Top saints will surely get a booth in the exclusive All Saints’ Room, where they have nooks with curtains, candlelight and strolling violinists. That’s gotta be so cool. They will get the Saints’ Menu, with full-color pictures. There will be a section of Italian cuisine because of papal influence, and, of course, no Irish food; there is no such thing as Irish cuisine. But maybe an Irish bar run by St. Patrick, a bar where warm Guinness is served.

Once canonized, the chosen will get the exclusive Saints’ Celestial Cinema Tenplex, where the new saint will see all the old movies, probably nothing newer then 1950, such as the “Bells of St Mary’s,” with Bing Crosby as Father O’Malley and Ingrid Bergman as Sister Mary Benedict.

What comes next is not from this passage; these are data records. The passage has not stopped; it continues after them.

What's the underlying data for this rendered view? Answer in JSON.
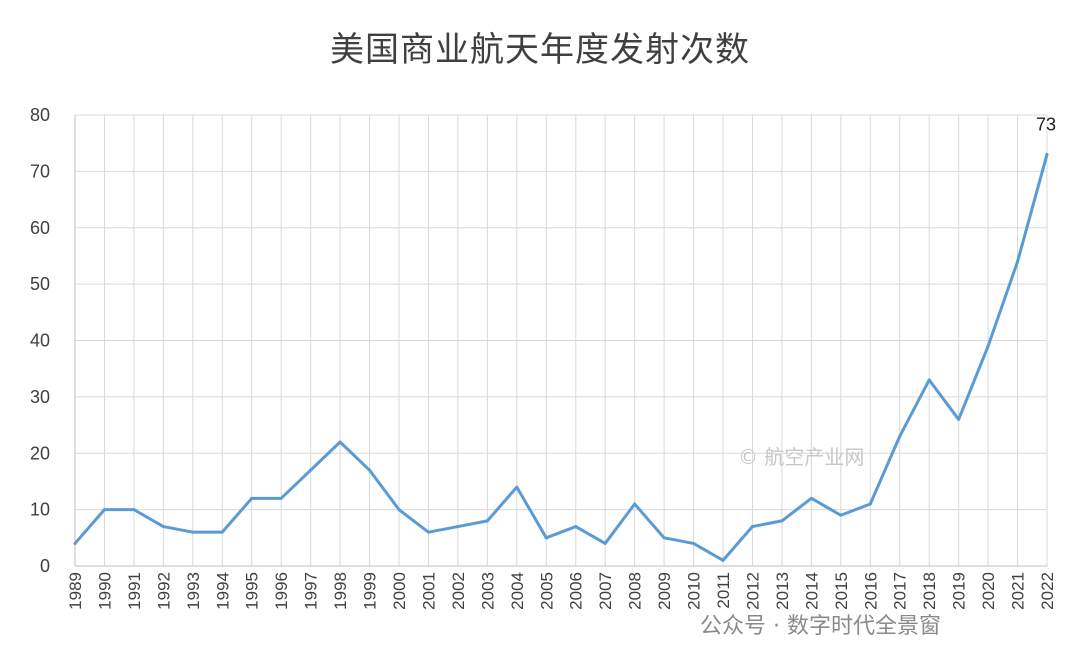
{
  "chart_data": {
    "type": "line",
    "title": "美国商业航天年度发射次数",
    "xlabel": "",
    "ylabel": "",
    "x": [
      "1989",
      "1990",
      "1991",
      "1992",
      "1993",
      "1994",
      "1995",
      "1996",
      "1997",
      "1998",
      "1999",
      "2000",
      "2001",
      "2002",
      "2003",
      "2004",
      "2005",
      "2006",
      "2007",
      "2008",
      "2009",
      "2010",
      "2011",
      "2012",
      "2013",
      "2014",
      "2015",
      "2016",
      "2017",
      "2018",
      "2019",
      "2020",
      "2021",
      "2022"
    ],
    "series": [
      {
        "values": [
          4,
          10,
          10,
          7,
          6,
          6,
          12,
          12,
          17,
          22,
          17,
          10,
          6,
          7,
          8,
          14,
          5,
          7,
          4,
          11,
          5,
          4,
          1,
          7,
          8,
          12,
          9,
          11,
          23,
          33,
          26,
          39,
          54,
          73
        ],
        "color": "#5b9bd5"
      }
    ],
    "ylim": [
      0,
      80
    ],
    "yticks": [
      0,
      10,
      20,
      30,
      40,
      50,
      60,
      70,
      80
    ],
    "grid": true,
    "legend": "none",
    "data_labels": [
      {
        "index": 33,
        "text": "73"
      }
    ]
  },
  "watermarks": {
    "source": "© 航空产业网",
    "account": "公众号 · 数字时代全景窗"
  },
  "colors": {
    "line": "#5b9bd5",
    "grid": "#d9d9d9",
    "text": "#404040"
  }
}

Trust me, that’s the only Ingrid Bergman movie they’re gonna see in heaven.

I know I’m not going to be on the C list when I pass, probably just sharing a table with my old comedian friends at the show business deli, shuffling along the line with my tin plate. But if I’m lucky, and stay with She who will certainly be on the list, who knows? I think I’ll pass on staying the night with her. It’s hard to sleep with that halo glowing all night.

J.P. Devine is a Waterville writer. His book, “Will Write for Food,” is a collection of some of his best Morning Sentinel columns.